No Justice – No Public Responsibility
“‘Due to the absence of justice, there is no public responsibility. This is why Arab residents destroy parks, streets, public drinking fountains, and public transportation, thinking that they are destroying government property, not their own. Similarly, responsibility for… political prisoners [meaning those fighting for civil and human rights] who sacrificed themselves for society is lacking; society itself has abandoned these courageous people. People in Arab countries see the problems of political prisoners as a private problem of the family of each prisoner.’
“The Japanese individual wonders: ‘I can understand that the regimes [fight] prominent individuals, thinkers, authors, politicians, scientists, and artists, but why does the people itself abandon them?’
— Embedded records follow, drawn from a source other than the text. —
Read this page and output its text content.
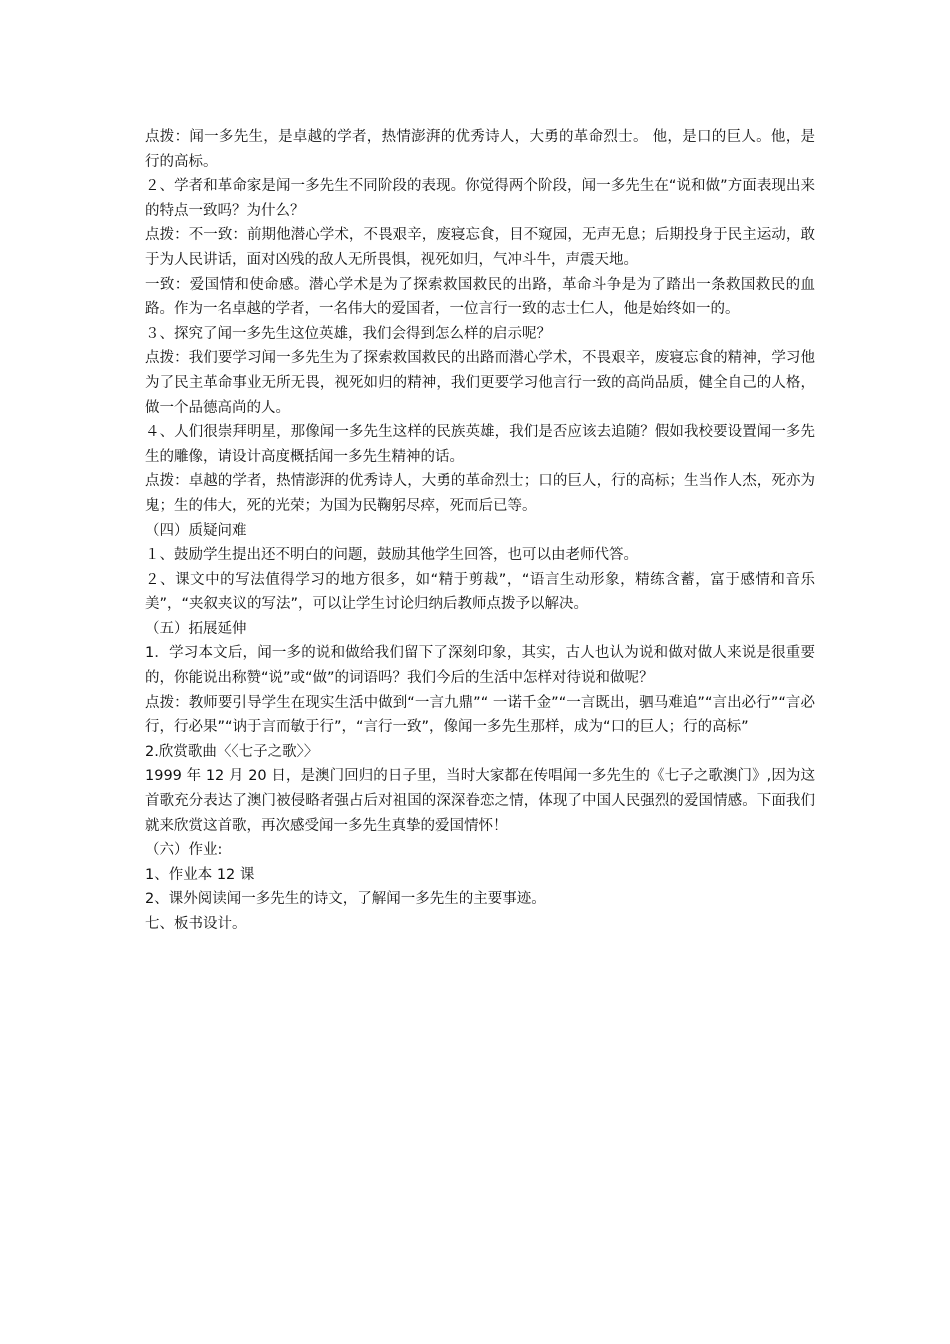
点拨：闻一多先生，是卓越的学者，热情澎湃的优秀诗人，大勇的革命烈士。 他，是口的巨人。他，是行的高标。

２、学者和革命家是闻一多先生不同阶段的表现。你觉得两个阶段，闻一多先生在“说和做”方面表现出来的特点一致吗？为什么？

点拨：不一致：前期他潜心学术，不畏艰辛，废寝忘食，目不窥园，无声无息；后期投身于民主运动，敢于为人民讲话，面对凶残的敌人无所畏惧，视死如归，气冲斗牛，声震天地。

一致：爱国情和使命感。潜心学术是为了探索救国救民的出路，革命斗争是为了踏出一条救国救民的血路。作为一名卓越的学者，一名伟大的爱国者，一位言行一致的志士仁人，他是始终如一的。

３、探究了闻一多先生这位英雄，我们会得到怎么样的启示呢？

点拨：我们要学习闻一多先生为了探索救国救民的出路而潜心学术，不畏艰辛，废寝忘食的精神，学习他为了民主革命事业无所无畏，视死如归的精神，我们更要学习他言行一致的高尚品质，健全自己的人格，做一个品德高尚的人。

４、人们很崇拜明星，那像闻一多先生这样的民族英雄，我们是否应该去追随？假如我校要设置闻一多先生的雕像，请设计高度概括闻一多先生精神的话。

点拨：卓越的学者，热情澎湃的优秀诗人，大勇的革命烈士；口的巨人，行的高标；生当作人杰，死亦为鬼；生的伟大，死的光荣；为国为民鞠躬尽瘁，死而后已等。

（四）质疑问难

１、鼓励学生提出还不明白的问题，鼓励其他学生回答，也可以由老师代答。

２、课文中的写法值得学习的地方很多，如“精于剪裁”，“语言生动形象，精练含蓄，富于感情和音乐美”，“夹叙夹议的写法”，可以让学生讨论归纳后教师点拨予以解决。

（五）拓展延伸

1．学习本文后，闻一多的说和做给我们留下了深刻印象，其实，古人也认为说和做对做人来说是很重要的，你能说出称赞“说”或“做”的词语吗？我们今后的生活中怎样对待说和做呢？

点拨：教师要引导学生在现实生活中做到“一言九鼎”“ 一诺千金”“一言既出，驷马难追”“言出必行”“言必行，行必果”“讷于言而敏于行”，“言行一致”，像闻一多先生那样，成为“口的巨人；行的高标”

2.欣赏歌曲〈〈七子之歌〉〉

1999 年 12 月 20 日，是澳门回归的日子里，当时大家都在传唱闻一多先生的《七子之歌澳门》,因为这首歌充分表达了澳门被侵略者强占后对祖国的深深眷恋之情，体现了中国人民强烈的爱国情感。下面我们就来欣赏这首歌，再次感受闻一多先生真挚的爱国情怀！

（六）作业:

1、作业本 12 课

2、课外阅读闻一多先生的诗文，了解闻一多先生的主要事迹。

七、板书设计。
“According to the author, ‘the Arab adopts his ideas from outside, while the Japanese shapes his ideas on concrete events in Japan that he experiences every day. In Japan, new facts are added every day, while the Arab makes do with reconstructing events from the distant past…'”
‘People Need Domestic and External Criticism’
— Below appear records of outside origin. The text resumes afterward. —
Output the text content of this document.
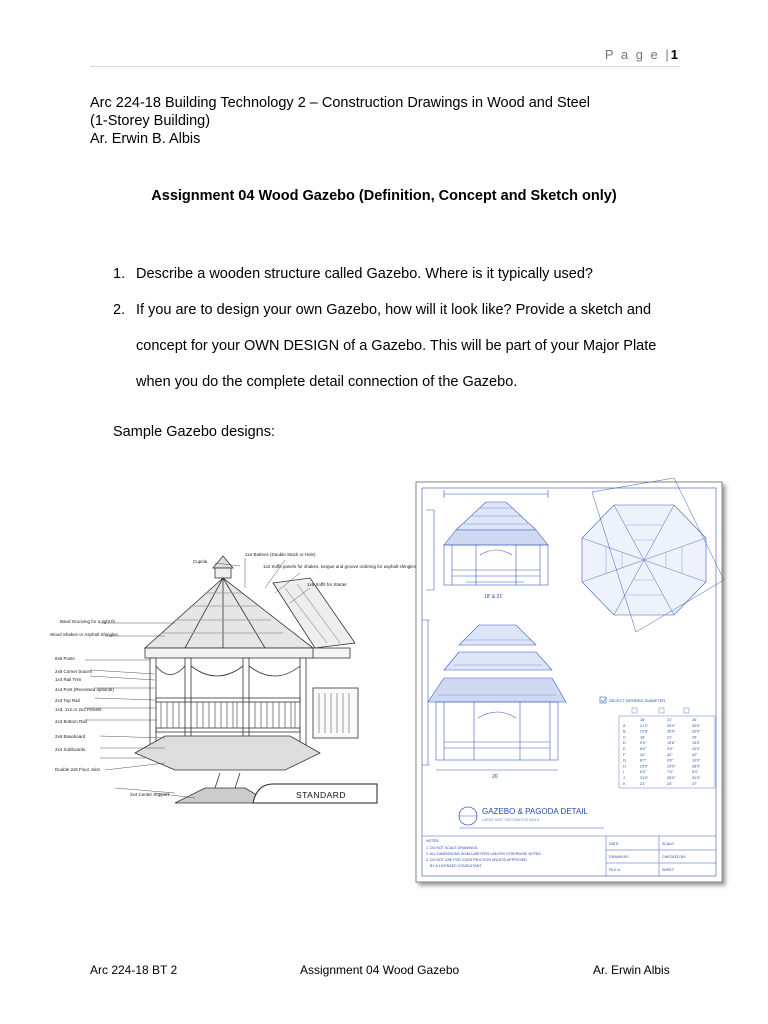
P a g e |1
Arc 224-18 Building Technology 2 – Construction Drawings in Wood and Steel
(1-Storey Building)
Ar. Erwin B. Albis
Assignment 04 Wood Gazebo (Definition, Concept and Sketch only)
1. Describe a wooden structure called Gazebo. Where is it typically used?
2. If you are to design your own Gazebo, how will it look like? Provide a sketch and
concept for your OWN DESIGN of a Gazebo. This will be part of your Major Plate
when you do the complete detail connection of the Gazebo.
Sample Gazebo designs:
Cupola
1x4 Battens (Double Stack or Hole)
1x2 Soffit panels for shakes, tongue and groove ordering for asphalt shingles
1x6 Soffit for Starter
Band Grooving for a tight fit
Wood Shakes or Asphalt Shingles
6x6 Posts
2x8 Corner braces
1x4 Rail Trim
4x4 Post (Recessed optional)
2x3 Top Rail
1x3, 1x2 or 2x2 Pickets
2x3 Bottom Rail
2x6 Baseboard
2x4 Subboards
Double 2x6 Floor Joist
2x4 Center Support	STANDARD
18' & 21'
26'
SELECT DESIRED DIAMETER
18'	21'	26'
A	21'2"	25'0"	30'6"
B	22'8"	26'0"	32'0"
C	18'	21'	26'
D	9'0"	10'6"	13'0"
E	8'0"	9'0"	10'0"
F	42"	42"	42"
G	8'7"	9'0"	10'0"
H	20'0"	23'0"	28'0"
I	6'0"	7'0"	8'0"
J	21'0"	25'0"	31'0"
K	21'	24'	27'
GAZEBO & PAGODA DETAIL
LARGE SIZE / DECORATIVE RAILS
NOTES:
1. DO NOT SCALE DRAWINGS.
2. ALL DIMENSIONS IN MILLIMETERS UNLESS OTHERWISE NOTED.
3. DO NOT USE FOR CONSTRUCTION UNLESS APPROVED
BY A LICENSED CONSULTANT.
DATE:	SCALE:
DRAWN BY:	CHECKED BY:
FILE #:	SHEET:
Arc 224-18 BT 2	Assignment 04 Wood Gazebo	Ar. Erwin Albis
“The author compares Japan to the Arabs: ‘The Japanese had to deal with the bitter and difficult experience of the Japanese military taking control of the emperor, the government, and the people and leading the country to war… But we recognized our mistake and decided to correct it. We expelled the military and decided to rebuild what was destroyed by the military oppression. We learned that oppression leads to destruction of national resources and the murder of innocents… Self-criticism is a great value in the life of every people, and people need domestic and external criticism.'”
Why Don’t the Japanese Hate America (While the Arabs Do)?
“The author says that several times his Arab friends have asked him: ‘The U.S. destroyed you by dropping two nuclear bombs on your cities. Why don’t you hate America?’ He answers: ‘We must admit our mistakes. We were imperialist and we conquered peoples and destroyed many lands – China, Korea, and Oceania. We must criticize ourselves and then correct our mistakes. As to feelings, this is a limited personal matter that does not build the future.’
“Notahara insists that awareness of problems is the right approach to correcting them… The Japanese does not expect coming to a bank to withdraw money and having the teller give him less than the amount coming to him, or coming to the museum and having the museum director offer to sell him archeological exhibits…
“In his book, Notohara describes many instances; once he saw a nun in religious garb who paid a bribe. Why? Because in her institution, she could not get any attention without it. The author shows that the Arab value system contains many flaws that do not comply with the progress for which the [Arabs] yearn.”
‘I Think We All Need to Read This Book With Open Eyes and Hearts’
“I have tried to present in brief this book, which opens the eyes of anyone who wants to see. It presents two matters: Japan freed itself of many of its old values … in order to enter the modern age, [and] the Arab value system requires revision…
“I think that we all need to read this book with open eyes and hearts.”